Our experiment yielded four novel findings. First, unexpected oral stimulation resulted in robust recruitment of attention, gustatory, and reward networks. This is in keeping with the need to orient toward, identify, and learn about biologically relevant unexpected oral stimulation. Second, the influence of a breach of expectation was greater in the anterior dorsal insula when the unexpected oral stimulus contained a taste. This suggests that whereas unexpected oral stimulation results in enhanced recruitment of taste, reward, and attentional networks, gustatory signals are integrated with attention and/or reward signals specifically in the anterior dorsal insula. Third, the VS and IPS preferentially interact with insular cortex during unexpected versus expected tasting, with DCM indicating that connectivity from the parietal cortex and VS to the anterior insula and from the anterior insula to VS is enhanced by unexpected tastes. Finally, we report one unpredicted finding: receipt of an unexpected versus an expected oral stimulus was associated with greater suppression in the fusiform gyri, which forms part of the visual object recognition stream (Haxby et al., 1991). We suggest that this result may reflect cross-modal suppression during a taste object identification task.
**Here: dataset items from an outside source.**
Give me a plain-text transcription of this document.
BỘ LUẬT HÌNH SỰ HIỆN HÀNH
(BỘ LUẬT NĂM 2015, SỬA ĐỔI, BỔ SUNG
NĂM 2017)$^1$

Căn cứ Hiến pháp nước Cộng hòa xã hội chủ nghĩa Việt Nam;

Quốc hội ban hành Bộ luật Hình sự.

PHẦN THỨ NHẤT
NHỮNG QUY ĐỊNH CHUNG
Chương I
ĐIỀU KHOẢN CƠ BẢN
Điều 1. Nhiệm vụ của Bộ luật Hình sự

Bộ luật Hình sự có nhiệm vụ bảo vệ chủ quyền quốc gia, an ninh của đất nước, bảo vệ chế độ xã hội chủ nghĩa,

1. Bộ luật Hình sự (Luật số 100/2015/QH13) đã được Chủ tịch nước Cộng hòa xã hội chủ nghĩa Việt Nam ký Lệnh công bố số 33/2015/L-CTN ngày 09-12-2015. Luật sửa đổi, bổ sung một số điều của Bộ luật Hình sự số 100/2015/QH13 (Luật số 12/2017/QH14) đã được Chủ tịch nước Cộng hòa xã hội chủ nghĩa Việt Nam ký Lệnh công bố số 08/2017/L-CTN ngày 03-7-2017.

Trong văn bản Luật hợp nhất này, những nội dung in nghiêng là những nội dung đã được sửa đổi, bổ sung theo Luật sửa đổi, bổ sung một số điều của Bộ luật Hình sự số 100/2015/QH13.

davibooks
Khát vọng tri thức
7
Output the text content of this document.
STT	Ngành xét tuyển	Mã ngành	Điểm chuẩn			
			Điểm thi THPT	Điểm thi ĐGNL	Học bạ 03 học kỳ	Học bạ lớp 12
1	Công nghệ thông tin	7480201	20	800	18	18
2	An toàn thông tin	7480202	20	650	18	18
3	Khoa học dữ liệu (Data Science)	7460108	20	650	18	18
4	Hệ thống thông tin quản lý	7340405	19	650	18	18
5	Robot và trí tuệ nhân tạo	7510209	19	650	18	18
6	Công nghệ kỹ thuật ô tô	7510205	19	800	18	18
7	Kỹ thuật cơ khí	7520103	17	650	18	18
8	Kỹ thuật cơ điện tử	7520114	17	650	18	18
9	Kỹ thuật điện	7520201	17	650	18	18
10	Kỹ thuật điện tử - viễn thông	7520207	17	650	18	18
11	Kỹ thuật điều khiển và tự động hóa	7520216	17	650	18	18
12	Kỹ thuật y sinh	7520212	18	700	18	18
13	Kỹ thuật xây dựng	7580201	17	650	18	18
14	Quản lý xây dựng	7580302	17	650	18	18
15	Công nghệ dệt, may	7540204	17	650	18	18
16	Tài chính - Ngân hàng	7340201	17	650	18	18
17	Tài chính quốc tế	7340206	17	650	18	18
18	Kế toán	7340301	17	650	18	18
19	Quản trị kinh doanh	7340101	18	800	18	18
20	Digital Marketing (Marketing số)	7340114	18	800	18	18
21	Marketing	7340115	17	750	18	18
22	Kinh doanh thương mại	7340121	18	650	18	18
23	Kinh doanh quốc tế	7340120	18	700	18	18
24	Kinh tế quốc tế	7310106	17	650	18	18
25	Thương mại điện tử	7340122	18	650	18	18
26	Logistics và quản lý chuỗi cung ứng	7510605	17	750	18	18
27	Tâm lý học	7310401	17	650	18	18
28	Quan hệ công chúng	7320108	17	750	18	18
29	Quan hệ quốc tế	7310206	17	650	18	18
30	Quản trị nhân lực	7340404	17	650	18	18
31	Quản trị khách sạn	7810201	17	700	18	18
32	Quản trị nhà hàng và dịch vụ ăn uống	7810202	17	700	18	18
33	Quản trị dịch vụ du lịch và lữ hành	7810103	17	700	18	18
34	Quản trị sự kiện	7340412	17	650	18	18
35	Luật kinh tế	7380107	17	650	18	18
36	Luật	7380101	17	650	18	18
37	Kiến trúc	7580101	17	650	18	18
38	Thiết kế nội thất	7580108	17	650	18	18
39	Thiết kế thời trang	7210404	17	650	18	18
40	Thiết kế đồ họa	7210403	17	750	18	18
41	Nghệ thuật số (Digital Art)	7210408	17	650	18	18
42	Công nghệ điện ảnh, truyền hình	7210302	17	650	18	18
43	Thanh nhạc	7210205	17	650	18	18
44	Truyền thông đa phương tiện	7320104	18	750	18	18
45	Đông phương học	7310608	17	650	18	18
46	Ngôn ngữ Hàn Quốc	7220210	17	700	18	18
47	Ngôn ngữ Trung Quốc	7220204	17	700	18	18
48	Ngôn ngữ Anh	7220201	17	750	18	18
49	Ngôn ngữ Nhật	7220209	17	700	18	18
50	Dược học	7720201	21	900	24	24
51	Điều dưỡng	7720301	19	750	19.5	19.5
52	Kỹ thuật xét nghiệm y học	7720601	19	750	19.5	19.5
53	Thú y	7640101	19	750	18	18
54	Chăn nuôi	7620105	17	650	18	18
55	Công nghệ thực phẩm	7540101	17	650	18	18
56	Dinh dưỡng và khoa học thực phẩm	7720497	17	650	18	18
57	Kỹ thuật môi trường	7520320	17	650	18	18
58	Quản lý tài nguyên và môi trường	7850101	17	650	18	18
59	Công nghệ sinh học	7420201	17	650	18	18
Breaches of taste expectation recruit attention gustatory and reward circuits

It has long been known that the sensation of an unexpected event during goal-directed behavior is associated with attentional deployment and reorientation (Posner, 1980). Consistent with findings from classical studies of visual spatial attention (Posner, 1980), we found that reaction times were significantly slower, and detection less accurate, after invalid compared with valid cueing (Fig. 3). We therefore suggest our results reflect the behavioral cost of attentional deployment and stimulus identity reorientation after the breach of taste expectation. As such, breaches of taste identity expectation resulted in preferential recruitment of regions critical for attentional control including the IPS, inferior frontal gyrus, and anterior cingulate cortex (Mesulam et al., 2005). Moreover, the IPS and inferior frontal gyrus have been specifically implicated in reorienting to location after invalid cues in both visual and tactile domains (Corbetta and Shulman, 2002; Macaluso et al., 2002) and in reorienting to time after invalid cues (Corbetta et al., 1998; Nobre, 2001). Thus, our finding aligns with work highlighting the supramodal nature of the fronto-parietal attention network.
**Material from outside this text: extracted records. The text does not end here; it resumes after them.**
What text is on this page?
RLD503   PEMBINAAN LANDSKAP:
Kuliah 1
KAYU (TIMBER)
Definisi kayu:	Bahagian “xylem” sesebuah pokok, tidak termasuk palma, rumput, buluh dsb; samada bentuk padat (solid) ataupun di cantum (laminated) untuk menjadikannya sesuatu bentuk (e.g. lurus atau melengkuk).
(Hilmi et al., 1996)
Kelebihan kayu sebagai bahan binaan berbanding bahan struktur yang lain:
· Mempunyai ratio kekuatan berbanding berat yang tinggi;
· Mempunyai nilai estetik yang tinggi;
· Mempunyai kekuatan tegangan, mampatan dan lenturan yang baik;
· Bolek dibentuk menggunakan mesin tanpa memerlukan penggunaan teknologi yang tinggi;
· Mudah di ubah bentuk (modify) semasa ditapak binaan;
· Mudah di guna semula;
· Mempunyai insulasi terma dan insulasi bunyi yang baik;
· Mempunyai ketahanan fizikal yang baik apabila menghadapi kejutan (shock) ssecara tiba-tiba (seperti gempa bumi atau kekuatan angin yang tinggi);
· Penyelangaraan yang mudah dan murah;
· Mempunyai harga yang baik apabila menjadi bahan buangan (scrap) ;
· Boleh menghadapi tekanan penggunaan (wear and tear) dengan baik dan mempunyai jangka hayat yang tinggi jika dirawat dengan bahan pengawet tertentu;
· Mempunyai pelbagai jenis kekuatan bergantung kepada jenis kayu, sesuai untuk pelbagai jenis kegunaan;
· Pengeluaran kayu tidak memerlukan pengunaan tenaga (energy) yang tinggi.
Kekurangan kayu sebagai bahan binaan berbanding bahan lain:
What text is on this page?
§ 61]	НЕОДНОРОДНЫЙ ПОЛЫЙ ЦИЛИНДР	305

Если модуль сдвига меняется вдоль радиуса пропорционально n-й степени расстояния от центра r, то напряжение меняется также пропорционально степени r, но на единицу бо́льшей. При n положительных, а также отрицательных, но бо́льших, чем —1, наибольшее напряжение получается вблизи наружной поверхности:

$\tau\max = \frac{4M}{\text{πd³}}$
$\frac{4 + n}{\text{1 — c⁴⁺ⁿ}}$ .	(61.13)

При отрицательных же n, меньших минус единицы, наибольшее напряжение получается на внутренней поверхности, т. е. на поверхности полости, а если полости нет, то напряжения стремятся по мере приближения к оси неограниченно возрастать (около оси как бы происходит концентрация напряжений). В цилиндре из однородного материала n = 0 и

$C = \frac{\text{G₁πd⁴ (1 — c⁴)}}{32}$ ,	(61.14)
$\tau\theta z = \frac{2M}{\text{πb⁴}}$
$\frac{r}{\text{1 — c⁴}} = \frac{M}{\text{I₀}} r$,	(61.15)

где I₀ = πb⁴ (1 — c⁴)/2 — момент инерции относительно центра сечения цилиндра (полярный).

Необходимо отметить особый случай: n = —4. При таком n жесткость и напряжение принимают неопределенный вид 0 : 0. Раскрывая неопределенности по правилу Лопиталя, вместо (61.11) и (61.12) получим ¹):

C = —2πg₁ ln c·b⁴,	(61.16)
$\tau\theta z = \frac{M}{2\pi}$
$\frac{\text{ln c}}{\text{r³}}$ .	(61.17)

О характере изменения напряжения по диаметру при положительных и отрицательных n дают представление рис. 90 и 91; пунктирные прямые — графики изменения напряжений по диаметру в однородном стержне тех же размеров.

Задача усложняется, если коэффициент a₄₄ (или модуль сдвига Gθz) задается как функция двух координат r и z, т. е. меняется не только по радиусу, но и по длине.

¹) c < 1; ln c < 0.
We also observed preferential responses in the anterior OFC and VS during breaches of taste identity expectation. Both regions have been implicated by functional neuroimaging studies in coding error signals in the context of reward learning (Pagnoni et al., 2002; McClure et al., 2003; O'Doherty et al., 2003), with the magnitude of responses modulated according to the strength of an error signal thought to be generated (O'Doherty et al., 2003). The anterior OFC has also been shown to respond to taste (Small et al., 2003; Verhagen and Engelen, 2006) and breaches of visual spatial expectation (Nobre et al., 1999). In our task, invalid trials were associated not only with attentional reorientation but also with the generation of a positive or a negative error signal: negative if sweet was expected and tasteless was received, or positive if tasteless was expected and sweet was received. Therefore, the preferential response in the OFC could reflect sensory, reward, or attentional processing, or perhaps an integration of the three processes (Maunsell, 2004).
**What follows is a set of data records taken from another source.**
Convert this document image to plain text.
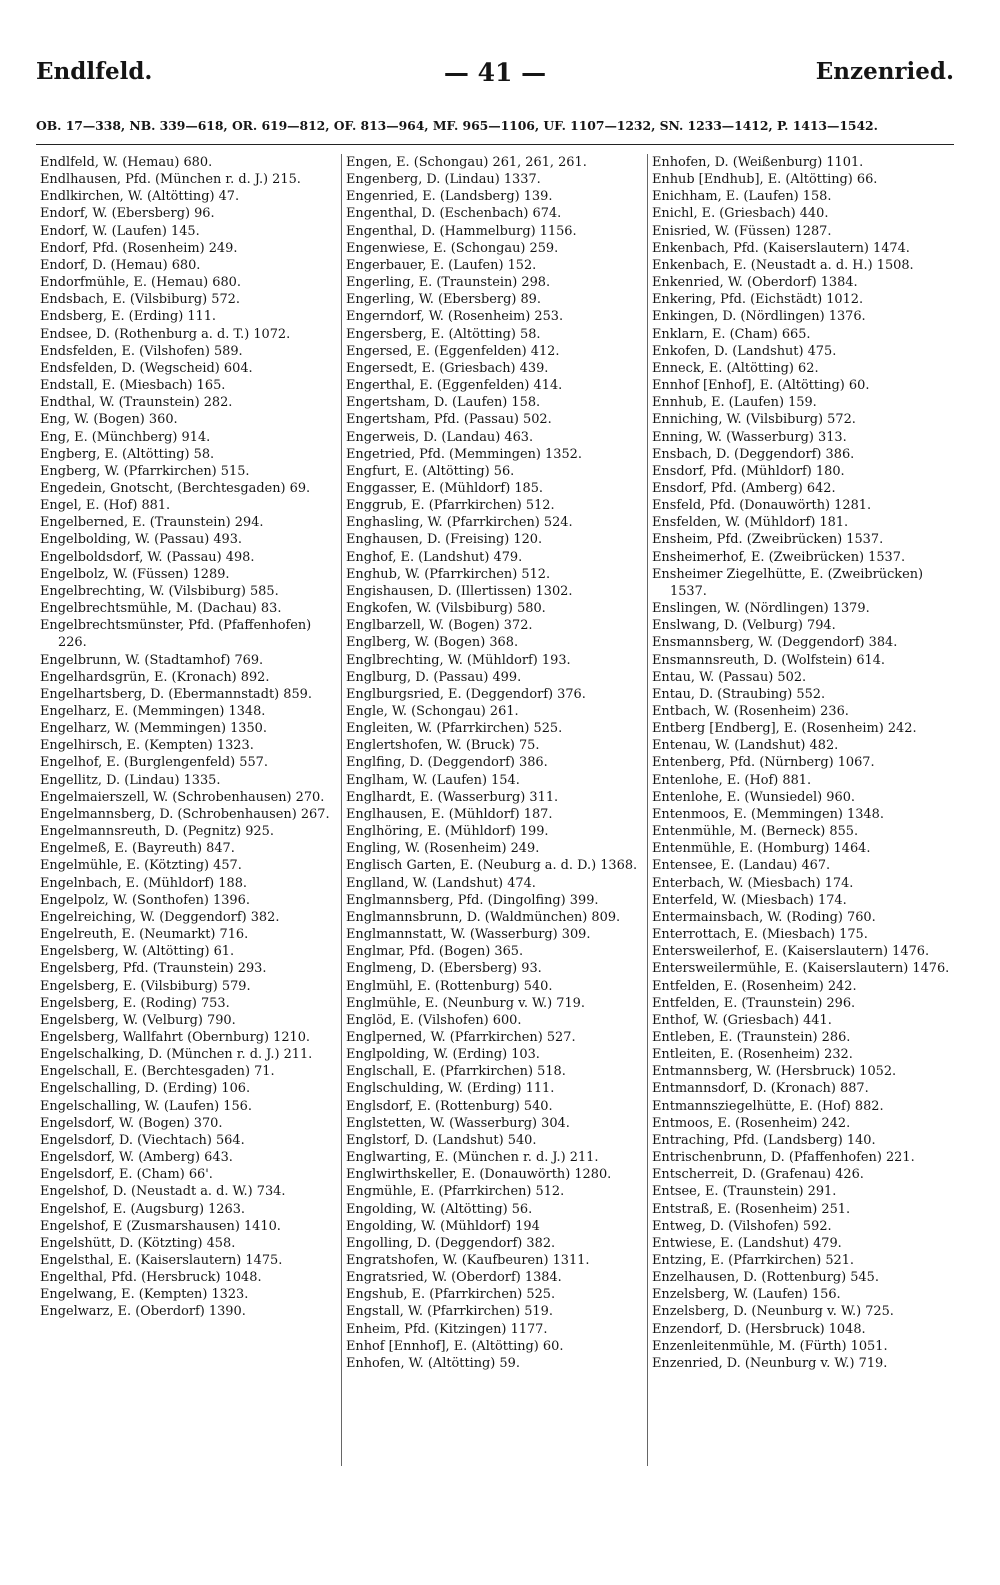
Endlfeld.	— 41 —	Enzenried.
OB. 17—338, NB. 339—618, OR. 619—812, OF. 813—964, MF. 965—1106, UF. 1107—1232, SN. 1233—1412, P. 1413—1542.
Endlfeld, W. (Hemau) 680.
Endlhausen, Pfd. (München r. d. J.) 215.
Endlkirchen, W. (Altötting) 47.
Endorf, W. (Ebersberg) 96.
Endorf, W. (Laufen) 145.
Endorf, Pfd. (Rosenheim) 249.
Endorf, D. (Hemau) 680.
Endorfmühle, E. (Hemau) 680.
Endsbach, E. (Vilsbiburg) 572.
Endsberg, E. (Erding) 111.
Endsee, D. (Rothenburg a. d. T.) 1072.
Endsfelden, E. (Vilshofen) 589.
Endsfelden, D. (Wegscheid) 604.
Endstall, E. (Miesbach) 165.
Endthal, W. (Traunstein) 282.
Eng, W. (Bogen) 360.
Eng, E. (Münchberg) 914.
Engberg, E. (Altötting) 58.
Engberg, W. (Pfarrkirchen) 515.
Engedein, Gnotscht, (Berchtesgaden) 69.
Engel, E. (Hof) 881.
Engelberned, E. (Traunstein) 294.
Engelbolding, W. (Passau) 493.
Engelboldsdorf, W. (Passau) 498.
Engelbolz, W. (Füssen) 1289.
Engelbrechting, W. (Vilsbiburg) 585.
Engelbrechtsmühle, M. (Dachau) 83.
Engelbrechtsmünster, Pfd. (Pfaffenhofen) 226.
Engelbrunn, W. (Stadtamhof) 769.
Engelhardsgrün, E. (Kronach) 892.
Engelhartsberg, D. (Ebermannstadt) 859.
Engelharz, E. (Memmingen) 1348.
Engelharz, W. (Memmingen) 1350.
Engelhirsch, E. (Kempten) 1323.
Engelhof, E. (Burglengenfeld) 557.
Engellitz, D. (Lindau) 1335.
Engelmaierszell, W. (Schrobenhausen) 270.
Engelmannsberg, D. (Schrobenhausen) 267.
Engelmannsreuth, D. (Pegnitz) 925.
Engelmeß, E. (Bayreuth) 847.
Engelmühle, E. (Kötzting) 457.
Engelnbach, E. (Mühldorf) 188.
Engelpolz, W. (Sonthofen) 1396.
Engelreiching, W. (Deggendorf) 382.
Engelreuth, E. (Neumarkt) 716.
Engelsberg, W. (Altötting) 61.
Engelsberg, Pfd. (Traunstein) 293.
Engelsberg, E. (Vilsbiburg) 579.
Engelsberg, E. (Roding) 753.
Engelsberg, W. (Velburg) 790.
Engelsberg, Wallfahrt (Obernburg) 1210.
Engelschalking, D. (München r. d. J.) 211.
Engelschall, E. (Berchtesgaden) 71.
Engelschalling, D. (Erding) 106.
Engelschalling, W. (Laufen) 156.
Engelsdorf, W. (Bogen) 370.
Engelsdorf, D. (Viechtach) 564.
Engelsdorf, W. (Amberg) 643.
Engelsdorf, E. (Cham) 66'.
Engelshof, D. (Neustadt a. d. W.) 734.
Engelshof, E. (Augsburg) 1263.
Engelshof, E (Zusmarshausen) 1410.
Engelshütt, D. (Kötzting) 458.
Engelsthal, E. (Kaiserslautern) 1475.
Engelthal, Pfd. (Hersbruck) 1048.
Engelwang, E. (Kempten) 1323.
Engelwarz, E. (Oberdorf) 1390.
Engen, E. (Schongau) 261, 261, 261.
Engenberg, D. (Lindau) 1337.
Engenried, E. (Landsberg) 139.
Engenthal, D. (Eschenbach) 674.
Engenthal, D. (Hammelburg) 1156.
Engenwiese, E. (Schongau) 259.
Engerbauer, E. (Laufen) 152.
Engerling, E. (Traunstein) 298.
Engerling, W. (Ebersberg) 89.
Engerndorf, W. (Rosenheim) 253.
Engersberg, E. (Altötting) 58.
Engersed, E. (Eggenfelden) 412.
Engersedt, E. (Griesbach) 439.
Engerthal, E. (Eggenfelden) 414.
Engertsham, D. (Laufen) 158.
Engertsham, Pfd. (Passau) 502.
Engerweis, D. (Landau) 463.
Engetried, Pfd. (Memmingen) 1352.
Engfurt, E. (Altötting) 56.
Enggasser, E. (Mühldorf) 185.
Enggrub, E. (Pfarrkirchen) 512.
Enghasling, W. (Pfarrkirchen) 524.
Enghausen, D. (Freising) 120.
Enghof, E. (Landshut) 479.
Enghub, W. (Pfarrkirchen) 512.
Engishausen, D. (Illertissen) 1302.
Engkofen, W. (Vilsbiburg) 580.
Englbarzell, W. (Bogen) 372.
Englberg, W. (Bogen) 368.
Englbrechting, W. (Mühldorf) 193.
Englburg, D. (Passau) 499.
Englburgsried, E. (Deggendorf) 376.
Engle, W. (Schongau) 261.
Engleiten, W. (Pfarrkirchen) 525.
Englertshofen, W. (Bruck) 75.
Englfing, D. (Deggendorf) 386.
Englham, W. (Laufen) 154.
Englhardt, E. (Wasserburg) 311.
Englhausen, E. (Mühldorf) 187.
Englhöring, E. (Mühldorf) 199.
Engling, W. (Rosenheim) 249.
Englisch Garten, E. (Neuburg a. d. D.) 1368.
Englland, W. (Landshut) 474.
Englmannsberg, Pfd. (Dingolfing) 399.
Englmannsbrunn, D. (Waldmünchen) 809.
Englmannstatt, W. (Wasserburg) 309.
Englmar, Pfd. (Bogen) 365.
Englmeng, D. (Ebersberg) 93.
Englmühl, E. (Rottenburg) 540.
Englmühle, E. (Neunburg v. W.) 719.
Englöd, E. (Vilshofen) 600.
Englperned, W. (Pfarrkirchen) 527.
Englpolding, W. (Erding) 103.
Englschall, E. (Pfarrkirchen) 518.
Englschulding, W. (Erding) 111.
Englsdorf, E. (Rottenburg) 540.
Englstetten, W. (Wasserburg) 304.
Englstorf, D. (Landshut) 540.
Englwarting, E. (München r. d. J.) 211.
Englwirthskeller, E. (Donauwörth) 1280.
Engmühle, E. (Pfarrkirchen) 512.
Engolding, W. (Altötting) 56.
Engolding, W. (Mühldorf) 194
Engolling, D. (Deggendorf) 382.
Engratshofen, W. (Kaufbeuren) 1311.
Engratsried, W. (Oberdorf) 1384.
Engshub, E. (Pfarrkirchen) 525.
Engstall, W. (Pfarrkirchen) 519.
Enheim, Pfd. (Kitzingen) 1177.
Enhof [Ennhof], E. (Altötting) 60.
Enhofen, W. (Altötting) 59.
Enhofen, D. (Weißenburg) 1101.
Enhub [Endhub], E. (Altötting) 66.
Enichham, E. (Laufen) 158.
Enichl, E. (Griesbach) 440.
Enisried, W. (Füssen) 1287.
Enkenbach, Pfd. (Kaiserslautern) 1474.
Enkenbach, E. (Neustadt a. d. H.) 1508.
Enkenried, W. (Oberdorf) 1384.
Enkering, Pfd. (Eichstädt) 1012.
Enkingen, D. (Nördlingen) 1376.
Enklarn, E. (Cham) 665.
Enkofen, D. (Landshut) 475.
Enneck, E. (Altötting) 62.
Ennhof [Enhof], E. (Altötting) 60.
Ennhub, E. (Laufen) 159.
Enniching, W. (Vilsbiburg) 572.
Enning, W. (Wasserburg) 313.
Ensbach, D. (Deggendorf) 386.
Ensdorf, Pfd. (Mühldorf) 180.
Ensdorf, Pfd. (Amberg) 642.
Ensfeld, Pfd. (Donauwörth) 1281.
Ensfelden, W. (Mühldorf) 181.
Ensheim, Pfd. (Zweibrücken) 1537.
Ensheimerhof, E. (Zweibrücken) 1537.
Ensheimer Ziegelhütte, E. (Zweibrücken) 1537.
Enslingen, W. (Nördlingen) 1379.
Enslwang, D. (Velburg) 794.
Ensmannsberg, W. (Deggendorf) 384.
Ensmannsreuth, D. (Wolfstein) 614.
Entau, W. (Passau) 502.
Entau, D. (Straubing) 552.
Entbach, W. (Rosenheim) 236.
Entberg [Endberg], E. (Rosenheim) 242.
Entenau, W. (Landshut) 482.
Entenberg, Pfd. (Nürnberg) 1067.
Entenlohe, E. (Hof) 881.
Entenlohe, E. (Wunsiedel) 960.
Entenmoos, E. (Memmingen) 1348.
Entenmühle, M. (Berneck) 855.
Entenmühle, E. (Homburg) 1464.
Entensee, E. (Landau) 467.
Enterbach, W. (Miesbach) 174.
Enterfeld, W. (Miesbach) 174.
Entermainsbach, W. (Roding) 760.
Enterrottach, E. (Miesbach) 175.
Entersweilerhof, E. (Kaiserslautern) 1476.
Entersweilermühle, E. (Kaiserslautern) 1476.
Entfelden, E. (Rosenheim) 242.
Entfelden, E. (Traunstein) 296.
Enthof, W. (Griesbach) 441.
Entleben, E. (Traunstein) 286.
Entleiten, E. (Rosenheim) 232.
Entmannsberg, W. (Hersbruck) 1052.
Entmannsdorf, D. (Kronach) 887.
Entmannsziegelhütte, E. (Hof) 882.
Entmoos, E. (Rosenheim) 242.
Entraching, Pfd. (Landsberg) 140.
Entrischenbrunn, D. (Pfaffenhofen) 221.
Entscherreit, D. (Grafenau) 426.
Entsee, E. (Traunstein) 291.
Entstraß, E. (Rosenheim) 251.
Entweg, D. (Vilshofen) 592.
Entwiese, E. (Landshut) 479.
Entzing, E. (Pfarrkirchen) 521.
Enzelhausen, D. (Rottenburg) 545.
Enzelsberg, W. (Laufen) 156.
Enzelsberg, D. (Neunburg v. W.) 725.
Enzendorf, D. (Hersbruck) 1048.
Enzenleitenmühle, M. (Fürth) 1051.
Enzenried, D. (Neunburg v. W.) 719.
Likewise, preferential recruitment of the anterior insular cortex during breaches of taste identity expectation may reflect attentional, reward, or sensory processing. This region corresponds to primary taste cortex (Pritchard et al., 1986) and consistently responds to taste stimuli (Frey and Petrides, 1999; Zald and Pardo, 2000; O'Doherty et al., 2001). However, it is also sensitive to expectation and attention. The insula is activated during general selective attention (Nobre, 2001; Corbetta and Shulman, 2002); “oddball” tasks, which require reorientation (Linden et al., 1999; Huettel and McCarthy, 2004); and risk prediction and risk assessment (Preuschoff et al., 2008). It is also thought to play a critical role in attending to interoceptive stimuli (Critchley et al., 2004) and in self-awareness (Craig, 2009). To integrate the seemingly disparate insular functions, Menon and Uddin (2010) argued that the insular cortex plays a general role in the attribution of salience to environmental events to mark them in time and place for additional processing. It is therefore possible that the enhanced insular responses to unexpected tastes reflects orienting to the mouth after a breach of expectation, assessment of the risk of consuming the substance, or general salience attribution to the unexpected taste.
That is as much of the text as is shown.